Hacker News new | ask | show | jobs
by dbcurtis 3191 days ago
? It sounds like the author is ignoring denormals?

-edit-

Yes, the author is ignoring gradual underflow and the resulting denormal numbers.

So as you move from one binate to the next, the spacing between floating point numbers doubles or halves depending on whether you are increasing or decreasing the exponent. When you reach the binate with the most negative possible exponent, you have two choices: a) round toward zero, which leads to a huge non-monotonic jump in the spacing of numbers on the floating point number line. This is a great annoyance to numerical analysts and leads to convergence instabilities. That is why any modern computer used for numerical work incorporates choice b) gradual underflow, which implies that you must allow non-normalized numbers in the two binates (the two being + and - sign bit) of the most negative exponent, which has the effect of creating another pair of binates around zero. This keeps the spacing of numbers on the floating point number line the same in the four binates around zero. Numerical algorithms are then much more stable.

I haven't looked at what GPU's do, I strongly suspect that they round toward zero, because first of all it doesn't matter much to graphics applications, and secondly, the typical method of handling denormals is to take a trap and drop into software emulated floating point because the cost of the additional hardware to handle denormals is very large and the hardware complexity is crazy-making. A GPU isn't going to want to break the pipeline for a denormal.

4 comments

It looks like nvidia GPUs treat denormals as zeros for single-precision floating point math: http://developer.download.nvidia.com/assets/cuda/files/NVIDI... (sections 4.1 and 4.2)
In the context of graphics processing that trade-off totally makes sense.

Thanks for doing the homework that I was too lazy to do :)

It seems to me that in the context of NN computations, using the lack of gradual underflow as a non-linear element is going to severely limit the dynamic range of the neurons. On the plus side, the non-linear element is a computational freebie. But in addition to limited dynamic range, it makes the NN ridiculously non-portable across hardware implementations.

Actually if you read section 4.6 of that paper you'll see that denormals are the default on sm_20 and above. But you can see in that same section this this can easily be disabled with the ftz flag.

I had to give Jakob custom gemm kernels to do this research. Not sure why the denormal point was left out of this blog as it's pretty critical to the whole experiment.

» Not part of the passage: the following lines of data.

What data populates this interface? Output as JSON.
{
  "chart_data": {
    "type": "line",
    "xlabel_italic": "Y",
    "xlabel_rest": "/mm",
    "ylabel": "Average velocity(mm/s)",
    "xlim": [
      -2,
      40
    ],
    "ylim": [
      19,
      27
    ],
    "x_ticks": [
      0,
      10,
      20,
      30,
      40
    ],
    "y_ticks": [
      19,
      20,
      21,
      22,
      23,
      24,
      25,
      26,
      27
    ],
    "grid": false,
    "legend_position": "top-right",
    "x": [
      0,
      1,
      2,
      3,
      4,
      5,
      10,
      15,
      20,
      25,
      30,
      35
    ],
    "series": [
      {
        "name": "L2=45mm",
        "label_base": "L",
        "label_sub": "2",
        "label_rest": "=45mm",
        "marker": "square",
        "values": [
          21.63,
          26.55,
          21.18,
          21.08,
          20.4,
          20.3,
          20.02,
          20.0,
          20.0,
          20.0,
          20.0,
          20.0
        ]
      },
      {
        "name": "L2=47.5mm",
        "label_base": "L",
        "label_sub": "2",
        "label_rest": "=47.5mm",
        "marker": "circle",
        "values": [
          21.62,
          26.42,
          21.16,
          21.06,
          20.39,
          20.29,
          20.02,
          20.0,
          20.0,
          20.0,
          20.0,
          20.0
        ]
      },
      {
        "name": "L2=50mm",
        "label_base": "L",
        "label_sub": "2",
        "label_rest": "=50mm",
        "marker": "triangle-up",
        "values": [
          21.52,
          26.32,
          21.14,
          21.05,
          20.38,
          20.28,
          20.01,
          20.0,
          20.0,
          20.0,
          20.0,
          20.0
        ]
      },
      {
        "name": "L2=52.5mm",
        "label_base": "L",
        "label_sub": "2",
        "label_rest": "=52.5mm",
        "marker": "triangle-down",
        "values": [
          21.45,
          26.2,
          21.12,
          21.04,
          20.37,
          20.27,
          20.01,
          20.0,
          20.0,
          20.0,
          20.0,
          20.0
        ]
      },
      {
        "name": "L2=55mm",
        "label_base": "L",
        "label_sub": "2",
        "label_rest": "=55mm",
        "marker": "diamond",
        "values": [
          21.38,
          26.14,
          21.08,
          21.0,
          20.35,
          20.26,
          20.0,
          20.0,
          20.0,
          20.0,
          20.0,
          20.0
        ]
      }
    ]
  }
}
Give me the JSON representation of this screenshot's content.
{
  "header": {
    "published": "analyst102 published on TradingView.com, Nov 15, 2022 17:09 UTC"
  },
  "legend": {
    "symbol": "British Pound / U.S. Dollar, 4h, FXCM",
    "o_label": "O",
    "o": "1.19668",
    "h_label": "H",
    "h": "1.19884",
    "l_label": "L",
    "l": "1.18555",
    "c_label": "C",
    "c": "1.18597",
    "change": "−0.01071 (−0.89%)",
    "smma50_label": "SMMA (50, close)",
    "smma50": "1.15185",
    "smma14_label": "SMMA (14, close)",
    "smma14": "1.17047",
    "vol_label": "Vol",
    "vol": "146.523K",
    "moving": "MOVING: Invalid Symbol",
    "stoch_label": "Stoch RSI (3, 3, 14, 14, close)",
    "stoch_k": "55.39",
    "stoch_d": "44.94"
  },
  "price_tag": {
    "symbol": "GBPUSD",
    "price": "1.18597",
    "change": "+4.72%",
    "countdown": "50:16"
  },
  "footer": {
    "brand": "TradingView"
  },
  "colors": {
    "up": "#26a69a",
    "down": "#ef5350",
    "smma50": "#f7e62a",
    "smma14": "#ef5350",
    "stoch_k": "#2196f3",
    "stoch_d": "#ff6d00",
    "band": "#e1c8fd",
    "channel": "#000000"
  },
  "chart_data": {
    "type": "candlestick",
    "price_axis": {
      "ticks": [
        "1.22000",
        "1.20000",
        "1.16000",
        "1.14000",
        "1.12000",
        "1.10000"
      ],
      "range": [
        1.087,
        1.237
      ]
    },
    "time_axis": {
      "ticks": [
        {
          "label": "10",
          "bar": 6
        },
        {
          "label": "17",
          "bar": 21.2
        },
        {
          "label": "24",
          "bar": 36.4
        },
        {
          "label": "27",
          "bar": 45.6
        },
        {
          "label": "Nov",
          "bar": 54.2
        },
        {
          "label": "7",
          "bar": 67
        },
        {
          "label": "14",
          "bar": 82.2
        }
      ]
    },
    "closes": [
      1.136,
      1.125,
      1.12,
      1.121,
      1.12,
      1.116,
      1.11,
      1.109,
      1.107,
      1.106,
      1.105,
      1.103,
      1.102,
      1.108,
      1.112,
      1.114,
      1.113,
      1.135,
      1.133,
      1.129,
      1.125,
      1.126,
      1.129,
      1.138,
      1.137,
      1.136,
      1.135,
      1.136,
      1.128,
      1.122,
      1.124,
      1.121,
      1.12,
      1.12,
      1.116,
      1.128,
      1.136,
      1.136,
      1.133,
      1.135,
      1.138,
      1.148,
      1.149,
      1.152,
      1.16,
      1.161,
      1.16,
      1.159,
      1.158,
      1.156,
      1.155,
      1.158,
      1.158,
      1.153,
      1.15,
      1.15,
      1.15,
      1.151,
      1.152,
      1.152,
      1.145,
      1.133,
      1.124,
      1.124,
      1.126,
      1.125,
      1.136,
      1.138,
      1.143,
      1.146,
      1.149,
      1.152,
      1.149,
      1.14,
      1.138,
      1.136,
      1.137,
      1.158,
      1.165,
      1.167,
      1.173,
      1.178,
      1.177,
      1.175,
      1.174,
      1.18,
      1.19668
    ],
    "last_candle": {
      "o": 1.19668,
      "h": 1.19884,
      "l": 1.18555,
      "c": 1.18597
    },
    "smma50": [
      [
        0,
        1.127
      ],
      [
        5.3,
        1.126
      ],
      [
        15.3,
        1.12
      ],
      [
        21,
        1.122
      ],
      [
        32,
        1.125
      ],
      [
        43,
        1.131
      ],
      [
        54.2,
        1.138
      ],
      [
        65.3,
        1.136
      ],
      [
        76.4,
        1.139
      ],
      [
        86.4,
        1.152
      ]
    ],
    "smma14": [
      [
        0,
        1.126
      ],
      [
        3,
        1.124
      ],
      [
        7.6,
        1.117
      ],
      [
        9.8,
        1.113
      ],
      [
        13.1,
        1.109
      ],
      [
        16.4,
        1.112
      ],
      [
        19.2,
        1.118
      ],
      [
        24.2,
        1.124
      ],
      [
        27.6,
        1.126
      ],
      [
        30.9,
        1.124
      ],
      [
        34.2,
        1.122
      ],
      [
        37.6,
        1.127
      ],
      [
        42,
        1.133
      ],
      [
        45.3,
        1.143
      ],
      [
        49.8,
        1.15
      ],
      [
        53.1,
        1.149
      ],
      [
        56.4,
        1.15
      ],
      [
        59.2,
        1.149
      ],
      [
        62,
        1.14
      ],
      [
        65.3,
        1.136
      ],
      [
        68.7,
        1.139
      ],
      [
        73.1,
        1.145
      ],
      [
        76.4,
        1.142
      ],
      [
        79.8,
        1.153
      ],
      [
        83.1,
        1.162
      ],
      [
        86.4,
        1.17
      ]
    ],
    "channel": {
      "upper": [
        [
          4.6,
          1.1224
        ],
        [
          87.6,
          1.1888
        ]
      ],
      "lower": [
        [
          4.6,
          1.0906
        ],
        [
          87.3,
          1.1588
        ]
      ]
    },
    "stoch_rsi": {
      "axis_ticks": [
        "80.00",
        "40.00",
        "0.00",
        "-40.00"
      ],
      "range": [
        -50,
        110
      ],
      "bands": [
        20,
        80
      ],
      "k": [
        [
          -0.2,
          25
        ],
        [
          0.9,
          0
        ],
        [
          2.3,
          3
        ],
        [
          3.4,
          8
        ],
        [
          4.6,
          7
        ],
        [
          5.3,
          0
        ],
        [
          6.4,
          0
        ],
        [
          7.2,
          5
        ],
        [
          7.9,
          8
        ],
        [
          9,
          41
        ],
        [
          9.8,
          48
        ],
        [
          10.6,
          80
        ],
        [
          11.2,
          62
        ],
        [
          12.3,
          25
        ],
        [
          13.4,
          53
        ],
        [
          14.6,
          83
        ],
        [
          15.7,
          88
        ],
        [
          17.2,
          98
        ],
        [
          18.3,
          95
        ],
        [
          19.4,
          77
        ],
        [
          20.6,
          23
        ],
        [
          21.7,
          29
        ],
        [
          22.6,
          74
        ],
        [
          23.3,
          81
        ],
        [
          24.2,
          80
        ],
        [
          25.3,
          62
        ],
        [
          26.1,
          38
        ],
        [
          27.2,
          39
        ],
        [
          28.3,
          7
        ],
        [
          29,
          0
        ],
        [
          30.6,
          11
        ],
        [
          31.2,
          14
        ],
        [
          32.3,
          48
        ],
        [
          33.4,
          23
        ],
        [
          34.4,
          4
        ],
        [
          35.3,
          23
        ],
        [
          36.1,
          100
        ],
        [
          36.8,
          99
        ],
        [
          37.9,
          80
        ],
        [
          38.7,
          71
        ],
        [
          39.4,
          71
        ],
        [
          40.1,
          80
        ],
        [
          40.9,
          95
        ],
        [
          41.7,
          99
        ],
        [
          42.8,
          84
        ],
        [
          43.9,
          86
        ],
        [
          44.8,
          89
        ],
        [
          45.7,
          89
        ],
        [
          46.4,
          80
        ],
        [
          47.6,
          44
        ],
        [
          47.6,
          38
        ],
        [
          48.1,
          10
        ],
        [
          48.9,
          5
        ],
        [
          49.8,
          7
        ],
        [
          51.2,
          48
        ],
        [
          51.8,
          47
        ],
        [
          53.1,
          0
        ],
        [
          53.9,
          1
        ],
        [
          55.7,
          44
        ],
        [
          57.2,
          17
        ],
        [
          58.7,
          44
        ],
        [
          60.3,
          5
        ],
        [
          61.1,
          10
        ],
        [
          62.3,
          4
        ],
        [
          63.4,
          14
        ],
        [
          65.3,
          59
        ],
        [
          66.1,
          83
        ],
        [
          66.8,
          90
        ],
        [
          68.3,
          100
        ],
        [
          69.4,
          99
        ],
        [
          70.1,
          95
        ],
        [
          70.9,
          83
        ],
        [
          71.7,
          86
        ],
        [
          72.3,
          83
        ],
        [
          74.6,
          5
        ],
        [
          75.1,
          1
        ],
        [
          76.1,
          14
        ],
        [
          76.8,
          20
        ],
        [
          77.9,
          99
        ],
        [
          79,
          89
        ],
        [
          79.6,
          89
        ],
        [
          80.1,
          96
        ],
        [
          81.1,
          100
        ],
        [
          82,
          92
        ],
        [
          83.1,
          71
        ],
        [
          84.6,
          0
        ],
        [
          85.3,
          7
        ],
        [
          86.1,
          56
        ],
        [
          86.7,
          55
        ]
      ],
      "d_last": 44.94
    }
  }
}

So a minor correction here. We did explore placing ftz on various instructions inside the matmul ops, but it turns out you don't need anything more than what is already baked into tf by default. All tf gpu primitives are built with -nvcc_options=ftz=true. This means you have an implicit non-linearity after any non-matmul op (provided the scale of computation is near 1e-38). Matmul ops are called through cublas and have denormals enabled.
I'm not sure why you say "ignore".

As I read this, the author claims to have created a naive "linear" network akin regular deep learning networks but without the added (explicitly) non-linearity and shows it's trainable. He acknowledges it has to operate through non-linearity (indeed underflow) and so the mechanisms you mention sound compatible with his findings.

The point I'd see for the article isn't some magic non-linear to linear transformation but that for all we know, incidental underflow effects might operating in regular "non-linear" networks as well.

They added a note at the end clarifying that they have flush to zero mode enabled.

quote from the article: "EDIT: This blogpost assumes that we enable flush to zero (FTZ) which treats denormal numbers as zeros. It’d be interesting to see reseachers try without FTZ!"

you could (in theory) do the same thing anywhere but disabling denormals is the fastest (cpu count) way to create a big (relative displacement from linear) nonlinearity in the IEEE - and family fp representations.

Evolutionary methods to trap nonlinearities is already hard, I imagine it would be even harder to find functions which exploit even more subtle nonlinearities.

The main problem here is that you're depending on implementation-specific behaviour. If you train on a device, you have to run on a device with exactly the same behaviour. On top of that, some FPUs have very slow (trapping) denormal handling. I'm also unsure how accurate the gradient computation can be when the signal itself has numerical issues.

I don't deny it's a cool hack, but beyond that I don't think I see the point or the problem this is trying to solve.

no gradients =D of course, that makes it even harder to train.